Aequationes Mathematicae
- Discipline: Mathematics
- Language: English
- Edited by: Zsolt Páles

Publication details
- History: 1968 to present
- Publisher: Birkhäuser Science
- Frequency: Bimonthly

Standard abbreviations
- ISO 4: Aequ. Math.
- MathSciNet: Aequationes Math.

Indexing
- ISSN: 0001-9054 (print) 1420-8903 (web)

Links
- Journal homepage; Journal at SpringerLink;

= Aequationes Mathematicae =

Aequationes Mathematicae is a mathematical journal. It is primarily devoted to functional equations, but also publishes papers in dynamical systems, combinatorics, and geometry.
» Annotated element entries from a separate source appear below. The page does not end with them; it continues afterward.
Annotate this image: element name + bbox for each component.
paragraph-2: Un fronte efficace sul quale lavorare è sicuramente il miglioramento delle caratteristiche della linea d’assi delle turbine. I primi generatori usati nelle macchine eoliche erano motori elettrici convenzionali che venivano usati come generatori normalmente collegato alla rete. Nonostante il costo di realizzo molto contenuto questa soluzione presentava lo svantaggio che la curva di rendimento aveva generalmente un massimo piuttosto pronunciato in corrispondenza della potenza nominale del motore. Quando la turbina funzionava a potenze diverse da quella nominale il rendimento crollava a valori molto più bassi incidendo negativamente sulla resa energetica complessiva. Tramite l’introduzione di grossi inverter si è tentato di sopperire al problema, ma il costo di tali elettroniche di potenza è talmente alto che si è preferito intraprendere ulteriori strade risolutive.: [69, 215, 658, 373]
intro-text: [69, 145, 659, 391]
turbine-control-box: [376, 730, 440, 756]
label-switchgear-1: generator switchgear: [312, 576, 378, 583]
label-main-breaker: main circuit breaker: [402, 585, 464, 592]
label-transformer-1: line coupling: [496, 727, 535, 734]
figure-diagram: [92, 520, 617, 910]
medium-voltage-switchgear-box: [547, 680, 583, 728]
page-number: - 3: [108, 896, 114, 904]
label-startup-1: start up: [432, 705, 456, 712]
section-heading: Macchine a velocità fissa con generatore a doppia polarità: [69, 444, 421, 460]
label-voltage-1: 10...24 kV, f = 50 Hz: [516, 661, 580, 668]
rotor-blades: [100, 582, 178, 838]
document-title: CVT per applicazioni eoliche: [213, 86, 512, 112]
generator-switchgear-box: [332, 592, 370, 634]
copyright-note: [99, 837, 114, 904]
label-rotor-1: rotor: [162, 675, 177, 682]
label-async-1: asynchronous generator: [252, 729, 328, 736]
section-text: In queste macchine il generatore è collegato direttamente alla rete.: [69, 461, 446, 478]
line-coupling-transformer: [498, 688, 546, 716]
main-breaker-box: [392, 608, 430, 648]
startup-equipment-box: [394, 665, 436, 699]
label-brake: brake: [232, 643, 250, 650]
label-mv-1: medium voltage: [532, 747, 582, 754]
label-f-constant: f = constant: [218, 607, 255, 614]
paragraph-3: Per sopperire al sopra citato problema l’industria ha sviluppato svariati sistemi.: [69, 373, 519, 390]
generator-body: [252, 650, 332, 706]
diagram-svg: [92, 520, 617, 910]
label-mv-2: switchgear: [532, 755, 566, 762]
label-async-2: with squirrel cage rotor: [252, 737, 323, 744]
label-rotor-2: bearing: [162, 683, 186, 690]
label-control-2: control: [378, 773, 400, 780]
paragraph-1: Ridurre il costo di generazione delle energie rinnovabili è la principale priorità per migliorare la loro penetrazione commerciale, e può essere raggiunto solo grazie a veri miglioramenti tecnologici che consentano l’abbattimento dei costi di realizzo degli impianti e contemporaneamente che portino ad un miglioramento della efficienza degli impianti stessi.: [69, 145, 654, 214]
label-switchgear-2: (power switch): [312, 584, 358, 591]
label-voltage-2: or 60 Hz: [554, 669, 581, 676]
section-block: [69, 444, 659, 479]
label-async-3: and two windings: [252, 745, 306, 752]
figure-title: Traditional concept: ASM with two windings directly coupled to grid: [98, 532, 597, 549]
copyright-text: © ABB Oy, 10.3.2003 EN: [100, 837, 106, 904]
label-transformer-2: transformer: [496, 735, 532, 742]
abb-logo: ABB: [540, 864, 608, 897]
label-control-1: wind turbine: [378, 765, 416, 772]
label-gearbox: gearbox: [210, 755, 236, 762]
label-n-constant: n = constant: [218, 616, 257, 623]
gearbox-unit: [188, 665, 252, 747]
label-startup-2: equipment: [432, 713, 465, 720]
As well as publishing regular journal submissions on these topics, it also regularly reports on international symposia on functional equations and produces bibliographies on the subject.

János Aczél founded the journal in 1968 at the University of Waterloo, in part because of the long publication delays of up to four years in other journals at the time of its founding.
It is currently published by Springer Science+Business Media, with Zsolt Páles of the University of Debrecen as its editor in chief. János Aczél remains its honorary editor in chief.

It is frequently listed as a second-quartile mathematics journal by SCImago Journal Rank.